Apache Spark Structured Streaming processes data incrementally; controlling the trigger interval for batch processing allows you to use Structured Streaming for workloads including near-real time processing, refreshing databases every 5 minutes or once per hour, or batch processing all new data for a day or week.

Because Databricks Auto Loader uses Structured Streaming to load data, understanding how triggers work provides you with the greatest flexibility to control costs while ingesting data with the desired frequency.

Specifying time-based trigger intervals

Structured Streaming refers to time-based trigger intervals as “fixed interval micro-batches”. Using the processingTime keyword, specify a time duration as a string, such as .trigger(processingTime='10 seconds').

When you specify a trigger interval that is too small (less than tens of seconds), the system may perform unnecessary checks to see if new data arrives. Configure your processing time to balance latency requirements and the rate that data arrives in the source.

Configuring incremental batch processing

Important

In Databricks Runtime 11.3 LTS and above, the Trigger.Once setting is deprecated. Databricks recommends you use Trigger.AvailableNow for all incremental batch processing workloads.

The available now trigger option consumes all available records as an incremental batch with the ability to configure batch size with options such as maxBytesPerTrigger (sizing options vary by data source).

Azure Databricks supports using Trigger.AvailableNow for incremental batch processing from many Structured Streaming sources. The following table includes the minimum supported Databricks Runtime version required for each data source:

Source Minimum Databricks Runtime version
File sources (JSON, Parquet, etc.) 9.1 LTS
Delta Lake 10.4 LTS
Auto Loader 10.4 LTS
Apache Kafka 10.4 LTS
Kinesis 13.1

What is the default trigger interval?

Structured Streaming defaults to fixed interval micro-batches of 500ms. Databricks recommends you always specify a tailored trigger to minimize costs associated with checking if new data has arrived and processing undersized batches.

Changing trigger intervals between runs

You can change the trigger interval between runs while using the same checkpoint.

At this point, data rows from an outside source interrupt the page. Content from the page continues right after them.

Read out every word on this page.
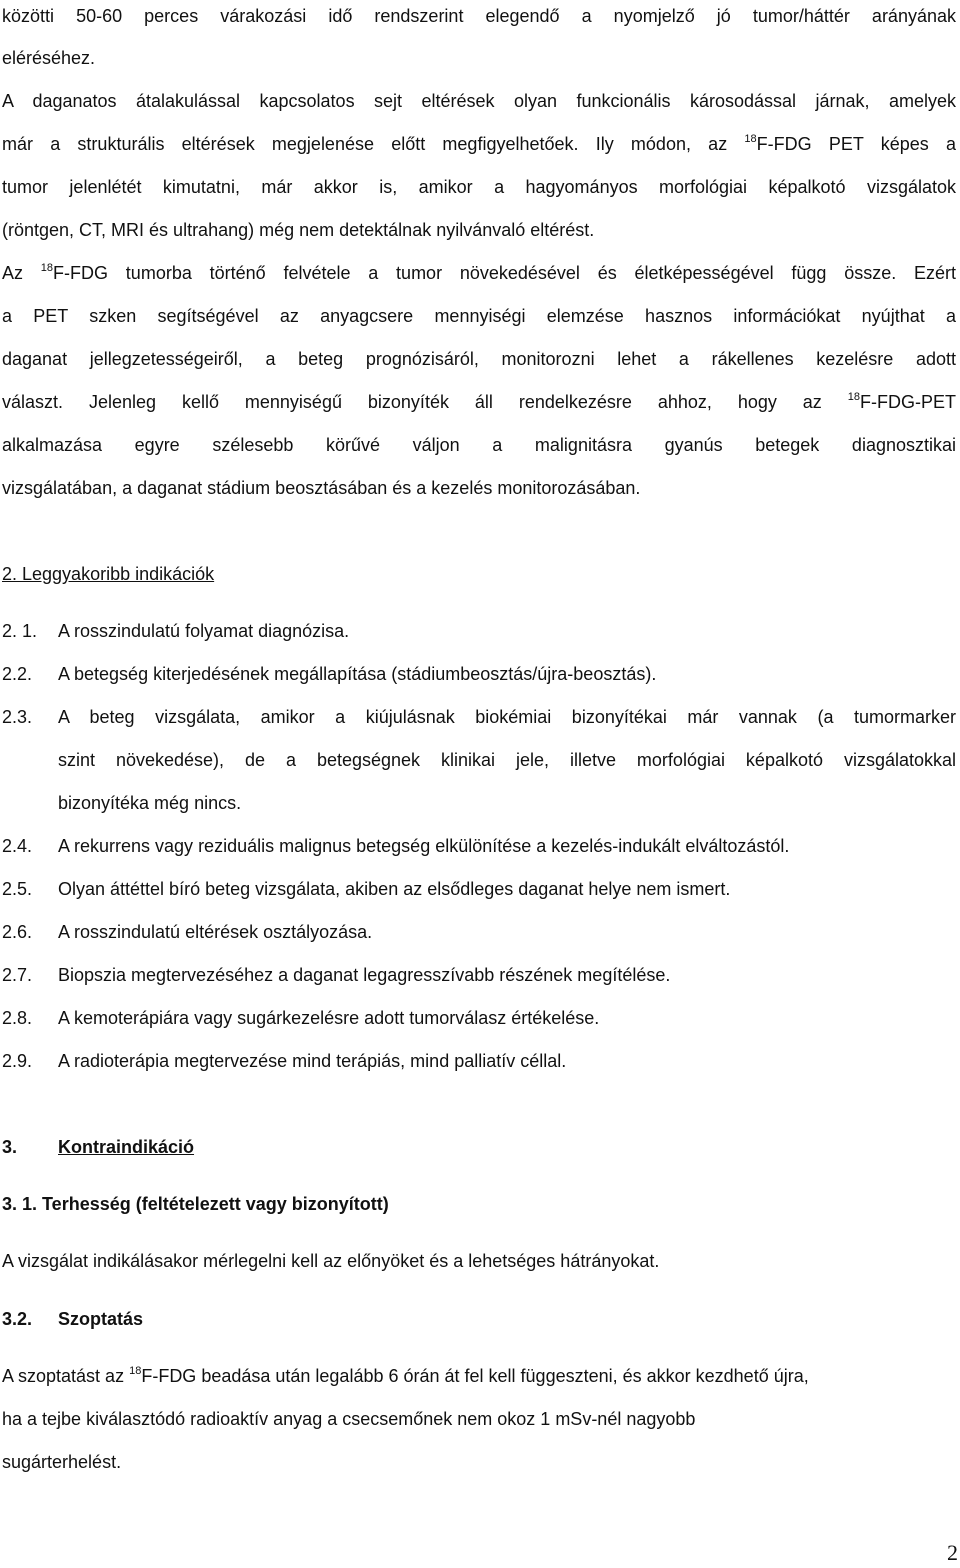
közötti 50-60 perces várakozási idő rendszerint elegendő a nyomjelző jó tumor/háttér arányának
eléréséhez.
A daganatos átalakulással kapcsolatos sejt eltérések olyan funkcionális károsodással járnak, amelyek
már a strukturális eltérések megjelenése előtt megfigyelhetőek. Ily módon, az $^{18}$F-FDG PET képes a
tumor jelenlétét kimutatni, már akkor is, amikor a hagyományos morfológiai képalkotó vizsgálatok
(röntgen, CT, MRI és ultrahang) még nem detektálnak nyilvánvaló eltérést.
Az $^{18}$F-FDG tumorba történő felvétele a tumor növekedésével és életképességével függ össze. Ezért
a PET szken segítségével az anyagcsere mennyiségi elemzése hasznos információkat nyújthat a
daganat jellegzetességeiről, a beteg prognózisáról, monitorozni lehet a rákellenes kezelésre adott
választ. Jelenleg kellő mennyiségű bizonyíték áll rendelkezésre ahhoz, hogy az $^{18}$F-FDG-PET
alkalmazása egyre szélesebb körűvé váljon a malignitásra gyanús betegek diagnosztikai
vizsgálatában, a daganat stádium beosztásában és a kezelés monitorozásában.
2. Leggyakoribb indikációk
2. 1. A rosszindulatú folyamat diagnózisa.
2.2. A betegség kiterjedésének megállapítása (stádiumbeosztás/újra-beosztás).
2.3.	A beteg vizsgálata, amikor a kiújulásnak biokémiai bizonyítékai már vannak (a tumormarker
szint növekedése), de a betegségnek klinikai jele, illetve morfológiai képalkotó vizsgálatokkal
bizonyítéka még nincs.
2.4. A rekurrens vagy reziduális malignus betegség elkülönítése a kezelés-indukált elváltozástól.
2.5. Olyan áttéttel bíró beteg vizsgálata, akiben az elsődleges daganat helye nem ismert.
2.6. A rosszindulatú eltérések osztályozása.
2.7. Biopszia megtervezéséhez a daganat legagresszívabb részének megítélése.
2.8. A kemoterápiára vagy sugárkezelésre adott tumorválasz értékelése.
2.9. A radioterápia megtervezése mind terápiás, mind palliatív céllal.
3. Kontraindikáció
3. 1. Terhesség (feltételezett vagy bizonyított)
A vizsgálat indikálásakor mérlegelni kell az előnyöket és a lehetséges hátrányokat.
3.2. Szoptatás
A szoptatást az $^{18}$F-FDG beadása után legalább 6 órán át fel kell függeszteni, és akkor kezdhető újra,
ha a tejbe kiválasztódó radioaktív anyag a csecsemőnek nem okoz 1 mSv-nél nagyobb
sugárterhelést.
2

If a Structured Streaming job stops while a micro-batch is being processed, that micro-batch must complete before the new trigger interval applies. As such, you might observe a micro-batch processing with the previously specified settings after changing the trigger interval.

When moving from time-based interval to using AvailableNow, this might result in a micro-batch processing ahead of processing all available records as an incremental batch.

When moving from AvailableNow to a time-based interval, this might result in continuing to process all records that were available when the last AvailableNow job triggered. This is the expected behavior.

Note

If you are trying to recover from query failure associated with an incremental batch, changing the trigger interval does not solve this problem because the batch must still be completed. Databricks recommends scaling up the compute capacity used to process the batch to try to resolve the issue. In rare cases, you might need to restart the stream with a new checkpoint.

What is continuous processing mode?

Apache Spark supports an additional trigger interval known as Continuous Processing. This mode has been classified as experimental since Spark 2.3; consult with your Azure Databricks account team to make sure you understand the trade-offs of this processing model.

Note that this continuous processing mode does not relate at all to continuous processing as applied in Delta Live Tables.